L’INPS ha reso disponibile una nuova guida informativa relativa alla certificazione della malattia all’estero.
Nell’eventualità di un evento morboso occorsi durante un soggiorno temporaneo all’estero, il lavoratore conserva il diritto all’indennità economica di malattia solo in presenza di certificazione conforme alla legislazioni italiana e alla normativa del paese estero.
Le casistiche analizzate sono tre:
- 1. Evento di malattia insorto in Paese estero facente parte dell’Unione Europea;
- 2. Evento di malattia insorto in Paese estero che abbia stipulato accordi o convenzioni bilaterali di sicurezza sociale con l’Italia;
- 3. Evento di malattia insorto in Paese estero che non abbia stipulato accordi o convenzioni bilaterali di sicurezza sociale con l’Italia.
Attenzione specifica viene riservata alla “legalizzazione“ del certificato medico, doverosa in particolare nelle eventualità riconducibili ad una malattia contratta in un Paese extra UE, privo di accordi o convenzioni con l’Italia.
Il lemma “legalizzazione“ inerisce l’attestazione, da fornire anche a mezzo timbro, che il documento ha vlidità ai fini certificativi secondo le disposizioni del Paese in cui è stato redatto il certificato di malattia.
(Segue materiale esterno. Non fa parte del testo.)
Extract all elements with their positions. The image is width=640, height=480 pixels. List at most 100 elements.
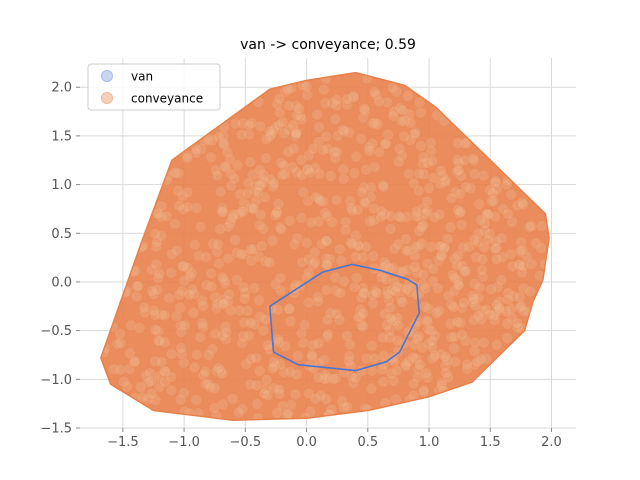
conveyance-point	[466, 289, 479, 302]
conveyance-point	[273, 336, 286, 349]
conveyance-point	[271, 98, 284, 111]
conveyance-point	[188, 238, 201, 251]
x-tick-label: −1.5	[107, 435, 139, 450]
conveyance-point	[375, 205, 388, 218]
conveyance-point	[330, 308, 343, 320]
conveyance-point	[431, 109, 443, 122]
conveyance-point	[366, 288, 379, 301]
conveyance-point	[478, 241, 491, 254]
conveyance-point	[196, 317, 209, 330]
conveyance-point	[517, 282, 530, 295]
conveyance-point	[470, 251, 483, 264]
conveyance-point	[391, 334, 404, 347]
y-tick-label: −1.5	[40, 422, 72, 437]
conveyance-point	[370, 287, 383, 299]
conveyance-point	[302, 149, 315, 162]
conveyance-point	[412, 184, 425, 197]
conveyance-point	[434, 240, 447, 253]
conveyance-point	[343, 338, 356, 351]
conveyance-point	[419, 207, 432, 220]
conveyance-point	[472, 291, 485, 304]
x-tick-label: 2.0	[541, 435, 562, 450]
conveyance-point	[130, 280, 143, 293]
conveyance-point	[371, 118, 384, 131]
conveyance-point	[410, 210, 423, 223]
conveyance-point	[349, 229, 362, 242]
conveyance-point	[267, 124, 280, 137]
conveyance-point	[438, 241, 451, 254]
conveyance-point	[244, 156, 257, 169]
conveyance-point	[380, 273, 393, 286]
conveyance-point	[165, 248, 178, 261]
conveyance-point	[199, 365, 212, 378]
conveyance-point	[476, 304, 489, 317]
conveyance-point	[321, 259, 334, 272]
conveyance-point	[359, 402, 372, 415]
conveyance-point	[320, 252, 333, 265]
conveyance-point	[231, 159, 244, 172]
conveyance-point	[298, 318, 311, 331]
conveyance-point	[152, 370, 165, 383]
conveyance-point	[412, 240, 425, 253]
conveyance-point	[427, 172, 440, 184]
conveyance-point	[396, 282, 408, 295]
conveyance-point	[183, 288, 196, 301]
conveyance-point	[160, 210, 173, 223]
conveyance-point	[452, 157, 465, 170]
conveyance-point	[284, 365, 297, 378]
conveyance-point	[368, 214, 381, 227]
conveyance-point	[251, 397, 264, 410]
conveyance-point	[248, 202, 260, 215]
conveyance-point	[341, 329, 353, 342]
conveyance-point	[416, 341, 429, 354]
conveyance-point	[290, 125, 303, 138]
conveyance-point	[493, 295, 506, 308]
conveyance-point	[249, 318, 261, 331]
conveyance-point	[375, 271, 388, 284]
conveyance-point	[216, 206, 229, 218]
conveyance-point	[490, 182, 503, 195]
conveyance-point	[416, 202, 429, 215]
conveyance-point	[261, 339, 274, 352]
conveyance-point	[212, 238, 224, 251]
conveyance-point	[370, 89, 383, 102]
conveyance-point	[158, 365, 171, 378]
conveyance-point	[238, 196, 250, 209]
conveyance-point	[438, 114, 451, 127]
conveyance-point	[240, 358, 253, 371]
conveyance-point	[178, 319, 191, 332]
conveyance-point	[257, 324, 270, 337]
conveyance-point	[525, 258, 538, 271]
conveyance-point	[514, 245, 527, 258]
conveyance-point	[273, 92, 286, 105]
legend-marker-conveyance	[101, 92, 113, 104]
conveyance-point	[165, 384, 178, 397]
conveyance-point	[493, 302, 506, 314]
conveyance-point	[204, 381, 217, 394]
conveyance-point	[107, 363, 120, 376]
conveyance-point	[386, 284, 398, 297]
conveyance-point	[149, 355, 162, 368]
conveyance-point	[381, 96, 394, 109]
conveyance-point	[329, 271, 342, 284]
conveyance-point	[253, 365, 266, 378]
conveyance-point	[283, 303, 296, 316]
conveyance-point	[451, 316, 464, 328]
x-tick-label: 0.5	[357, 435, 378, 450]
conveyance-point	[322, 328, 335, 341]
conveyance-point	[389, 285, 402, 298]
conveyance-point	[170, 310, 183, 322]
conveyance-point	[158, 336, 171, 349]
conveyance-point	[314, 194, 327, 207]
conveyance-point	[152, 325, 165, 338]
conveyance-point	[344, 359, 357, 372]
conveyance-point	[347, 91, 360, 104]
conveyance-point	[434, 164, 447, 177]
conveyance-point	[229, 233, 242, 246]
conveyance-point	[511, 321, 524, 334]
conveyance-point	[422, 337, 435, 350]
conveyance-point	[439, 174, 452, 187]
conveyance-point	[396, 104, 409, 117]
conveyance-point	[199, 251, 212, 264]
conveyance-point	[428, 211, 441, 224]
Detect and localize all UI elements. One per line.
Pertanto la semplice attestazione dell’autenticità della firma del traduttore abilitato o della conformità della traduzione all’originale non vale quanto la legalizzazione e non è quindi bastevole ad assegnare, in Italia, valore giuridico all’atto.
Secondo quanto stabilito dal messaggio n. 4271 del 16 novembre 2018, l’INPS ha descritto le linee guida per l’autorizzazione del lavoratore a recarsi in un paese UE durante il periodo di malattia.